The establishment of City Islamic Investment Bank in Bahrain is the latest example for the possible adoption of the Islamic banking system by traditional bankers. Economists have proven that the wider is the freedom of
choice the higher is the level of social welfare. In addition, wider choice implies greater respect of human rights. When an alternative concept such as Islamic banking is introduced, a new choice is open to the market, with obvious economic and social benefits. Introducing Islamic banking as a new choice has also further benefits related to the advantages it provides to many fund users. Commodity and service producers would certainly appreciate equal opportunities for obtaining capital based on the merits of their businesses
rather than on their personal creditworthiness alone. Those entrepreneurs who prefer to be self employed need ways to obtain financing other than borrowing. Islamic banking gives those pioneers such an opportunity on the basis of profit/loss sharing. In general, Islamic finance places more weight on the merit
of the business to be financed, rather than the wealth of the fund user. As a result under this new banking alternative, a better distribution of credit may be achieved. Therefore, I would like to recommend strongly to the Western World that all obstacles remaining in the way of establishing Islamic banks in their countries be removed.
CHALLENGES AND PROSPECTS
Last but not least, I would like to conclude with a word about the challenges facing Islamic banks and what prospects they may have. The biggest challenge Islamic banks have faced from their very beginning is how to narrow the gap between the Islamic banking model and its application; in other words, between theory and practice. Difficulties arise in this respect come from being relatively small in a traditional banking environment, having to rely on bankers trained in traditional banking, and attempting to balance the unquenchable enthusiasm on the side of depositors, with a limited supply of investment opportunities.

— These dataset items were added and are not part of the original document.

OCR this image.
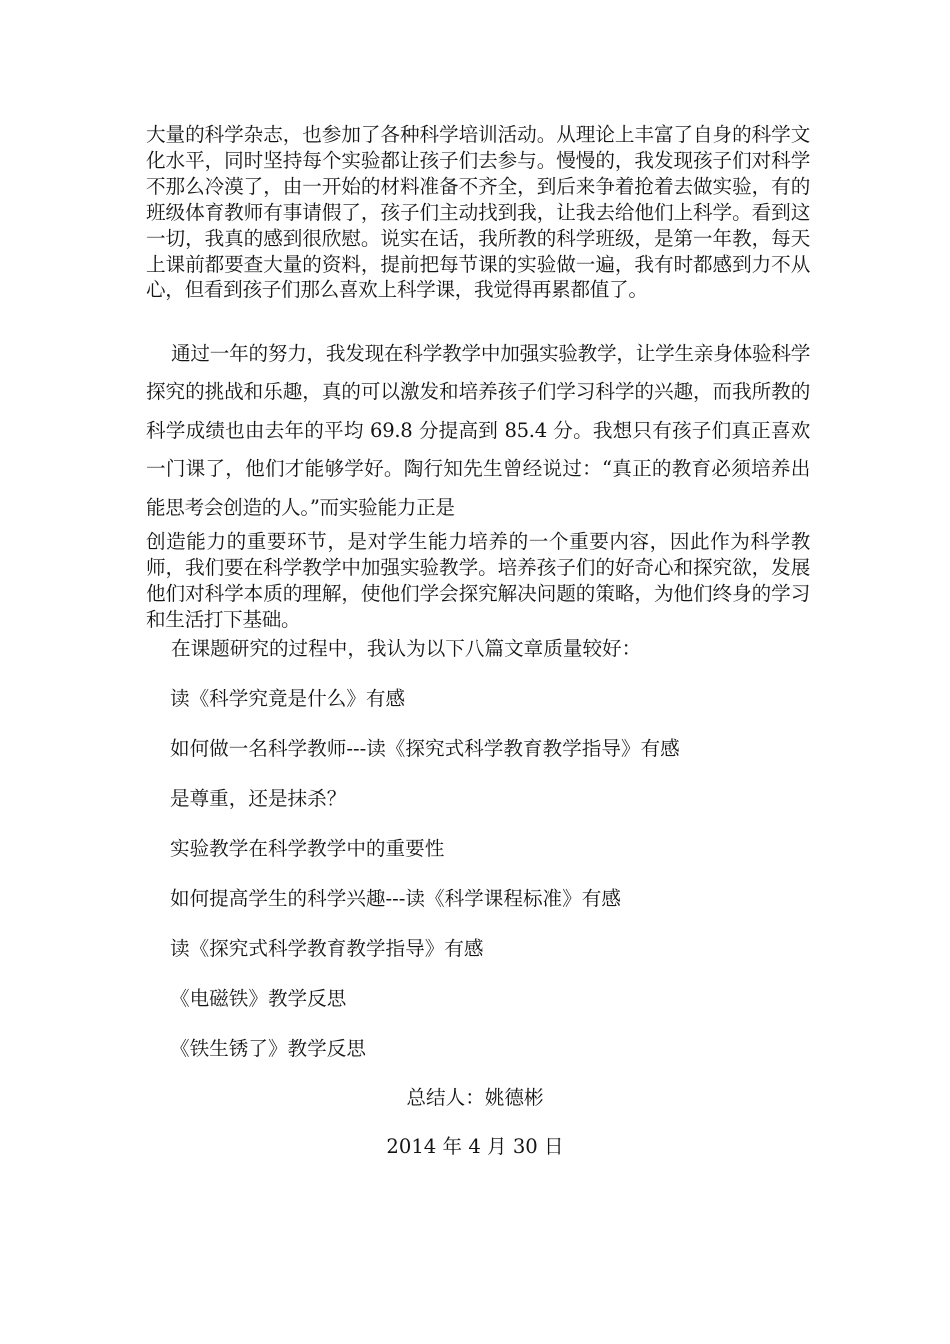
大量的科学杂志，也参加了各种科学培训活动。从理论上丰富了自身的科学文化水平，同时坚持每个实验都让孩子们去参与。慢慢的，我发现孩子们对科学不那么冷漠了，由一开始的材料准备不齐全，到后来争着抢着去做实验，有的班级体育教师有事请假了，孩子们主动找到我，让我去给他们上科学。看到这一切，我真的感到很欣慰。说实在话，我所教的科学班级，是第一年教，每天上课前都要查大量的资料，提前把每节课的实验做一遍，我有时都感到力不从心，但看到孩子们那么喜欢上科学课，我觉得再累都值了。
通过一年的努力，我发现在科学教学中加强实验教学，让学生亲身体验科学探究的挑战和乐趣，真的可以激发和培养孩子们学习科学的兴趣，而我所教的科学成绩也由去年的平均 69.8 分提高到 85.4 分。我想只有孩子们真正喜欢一门课了，他们才能够学好。陶行知先生曾经说过：“真正的教育必须培养出能思考会创造的人。”而实验能力正是
创造能力的重要环节，是对学生能力培养的一个重要内容，因此作为科学教师，我们要在科学教学中加强实验教学。培养孩子们的好奇心和探究欲，发展他们对科学本质的理解，使他们学会探究解决问题的策略，为他们终身的学习和生活打下基础。
在课题研究的过程中，我认为以下八篇文章质量较好：
读《科学究竟是什么》有感
如何做一名科学教师---读《探究式科学教育教学指导》有感
是尊重，还是抹杀？
实验教学在科学教学中的重要性
如何提高学生的科学兴趣---读《科学课程标准》有感
读《探究式科学教育教学指导》有感
《电磁铁》教学反思
《铁生锈了》教学反思
总结人：姚德彬
2014 年 4 月 30 日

Islamic banks have been trying hard to meet those challenges through several means. The first is to work for a better understanding of the concepts upon which their operations are based. This has been a success to the extent that now traditional bankers are mostly cooperative and accommodating. Central bankers have also come forward with new ideas of better methods for supervision and control, to suit the operations of Islamic banks. Another means is to train their staff in this new form of banking and to press for more banking and financial innovations which are necessary for the new modes of finance. Fortunately, financial engineering has come in handy with bold and new ideas in finance which made the Islamic model so much more applicable. Innovations in this regard did not come exclusively from
Islamic banks. Surprisingly, financial markets produced some useful innovations, perhaps indicating that Islamic banking is an idea whose time has come. Nonetheless, many challenges still remain, not the least to the predominance of Murabaha (sale mode) in the operations of some Islamic banks, as well as the relative scarcity of short-term Islamic financial instruments. The prospects of Islamic banking and finance will depend extensively on the ability of Islamic banks to continue facing challenges with resourcefulness and creativity, in addition to being worthy of trust and understanding. I believe that competition, if allowed and maintained, not only within Islamic banks, but also between all banks whether Islamic or traditional, would insure a promising future for the banking industry as a whole.